Our magical moors: wetland wonderlands

Our magical moors: wetland wonderlands

© Jen Robertson

Avon Wildlife Trust's Nature and Climate Manager, Jen Robertson, writes about the importance of climate resilience on the magical North Somerset Levels and Moors

If you drew a straight(ish) line between Portishead, Nailsea and Weston-super-Mare, you’d be outlining the North Somerset Levels and Moors (NSLM). 

This squished triangle of landscape is an important, rare and difficult to describe habitat - coastal and floodplain grazing marsh. 

It is made up of many square miles of flat, low-lying ground, formed at the end of the last ice age (6000+ years ago) when impacts of tidal flow and glacial melt converged, dumping cake-like layers of tidal and mineral deposits over centuries as the waters gradually receded. 

Peatland

(c) Frankie Clinch

The resulting landscape, chopped up by steep limestone ridges, and overlooked by the Mendip Hills in the distance, has historically been an important boggy wetland, with large areas forming as lowland peatland – an amazing habitat and important carbon sink (read my previous bog blog here). 

For centuries these wetlands have done a wonderful job of supporting fen vegetation (think reeds, rushes, sedges and tussocky grasses) and the associated wildlife including wetland birds like curlew, lapwing and snipe who use these areas to feed and breed. And let’s not overlook all the aquatic invertebrates who thrive in wetlands, providing an important food source for many species. 

As usual, we humans have intervened, making drastic changes to this landscape so it is suitable for us to inhabit and prosper. We learned how to drain it in order to farm it (thanks to the Dutch), and we built towns and villages around it as populations grew. 

If you took a bird’s-eye view of the NSLM (and indeed all the flat land up and down the Severn Estuary coastline) you’d notice the extensive ditch systems which now lace the landscape – draining all that water off the wetlands so we can farm it and live on it. We even created Internal Drainage Boards to oversee this function. 

Misty on the North Somerset Levels and Moors

© Jen Robertson

Over the last two decades the Trust has been working in this region to understand how human impacts have changed this landscape, and how it links to the decline in nature we can all see. 

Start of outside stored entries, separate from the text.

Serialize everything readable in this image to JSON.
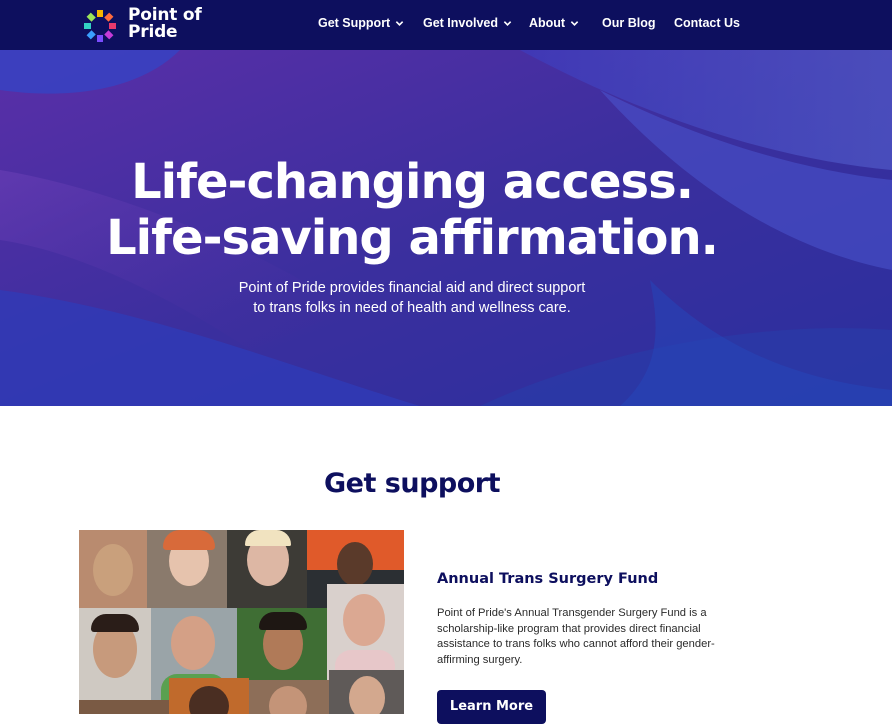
{
  "brand": {
    "name_line1": "Point of",
    "name_line2": "Pride"
  },
  "nav": {
    "items": [
      {
        "label": "Get Support",
        "dropdown": true
      },
      {
        "label": "Get Involved",
        "dropdown": true
      },
      {
        "label": "About",
        "dropdown": true
      },
      {
        "label": "Our Blog",
        "dropdown": false
      },
      {
        "label": "Contact Us",
        "dropdown": false
      }
    ]
  },
  "hero": {
    "title_line1": "Life-changing access.",
    "title_line2": "Life-saving affirmation.",
    "subtitle_line1": "Point of Pride provides financial aid and direct support",
    "subtitle_line2": "to trans folks in need of health and wellness care."
  },
  "support": {
    "heading": "Get support",
    "card": {
      "title": "Annual Trans Surgery Fund",
      "description": "Point of Pride's Annual Transgender Surgery Fund is a scholarship-like program that provides direct financial assistance to trans folks who cannot afford their gender-affirming surgery.",
      "button_label": "Learn More"
    }
  },
  "colors": {
    "navy": "#0d0f5e",
    "hero_purple": "#3a2a9c",
    "white": "#ffffff"
  }
}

We’ve talked to farmers about their ditches and farming practices, communities about the declining water quality, and individuals about their concerns about catastrophic regional flood risk. With farming (and farming policy changes), cost of living and planning and development pressures, these conversations have often been tough, and they haven’t always yielded positive change. 

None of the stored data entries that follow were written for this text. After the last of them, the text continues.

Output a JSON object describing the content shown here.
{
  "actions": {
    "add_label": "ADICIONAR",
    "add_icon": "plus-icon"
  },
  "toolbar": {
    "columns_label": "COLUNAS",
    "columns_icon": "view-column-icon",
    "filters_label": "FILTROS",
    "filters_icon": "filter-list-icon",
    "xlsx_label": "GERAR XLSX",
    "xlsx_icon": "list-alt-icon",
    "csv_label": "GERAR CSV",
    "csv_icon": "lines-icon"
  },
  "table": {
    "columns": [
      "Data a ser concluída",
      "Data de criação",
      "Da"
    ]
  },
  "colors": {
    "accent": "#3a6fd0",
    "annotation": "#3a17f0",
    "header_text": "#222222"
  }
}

Since April 2024 the Trust has been working on the Somerset Moor Futures project building engagement with landowners, farmers, communities and key stakeholders across the NSLM. We’ve engaged with many landowners and created two Moor Associations (similar to farm clusters), and we’re collaborating at a bigger scale than ever before.

Bringing together Moor Associations and expertise from statutory agencies, farming advisors and flood risk managers, we’re building a bold, ambitious landscape-scale plan to address the urgent challenges we’ve identified for this area. And because we are doing this by working alongside the landowners and farmers, giving them current, relevant information and knowledge, we’re supporting them to make the best decisions for their futures too. 

Working in this collaborative way we can make the landscape more resilient to the impacts of climate change (such as drought, flooding, heat stress). This will hugely benefit the communities who live and work here, as they will have to adapt to these impacts and pressures too. 

But the icing on the project cake is that by adapting the landscape, we will protect these wonderful wetlands and give nature a chance to thrive across the North Somerset Levels and Moors once again.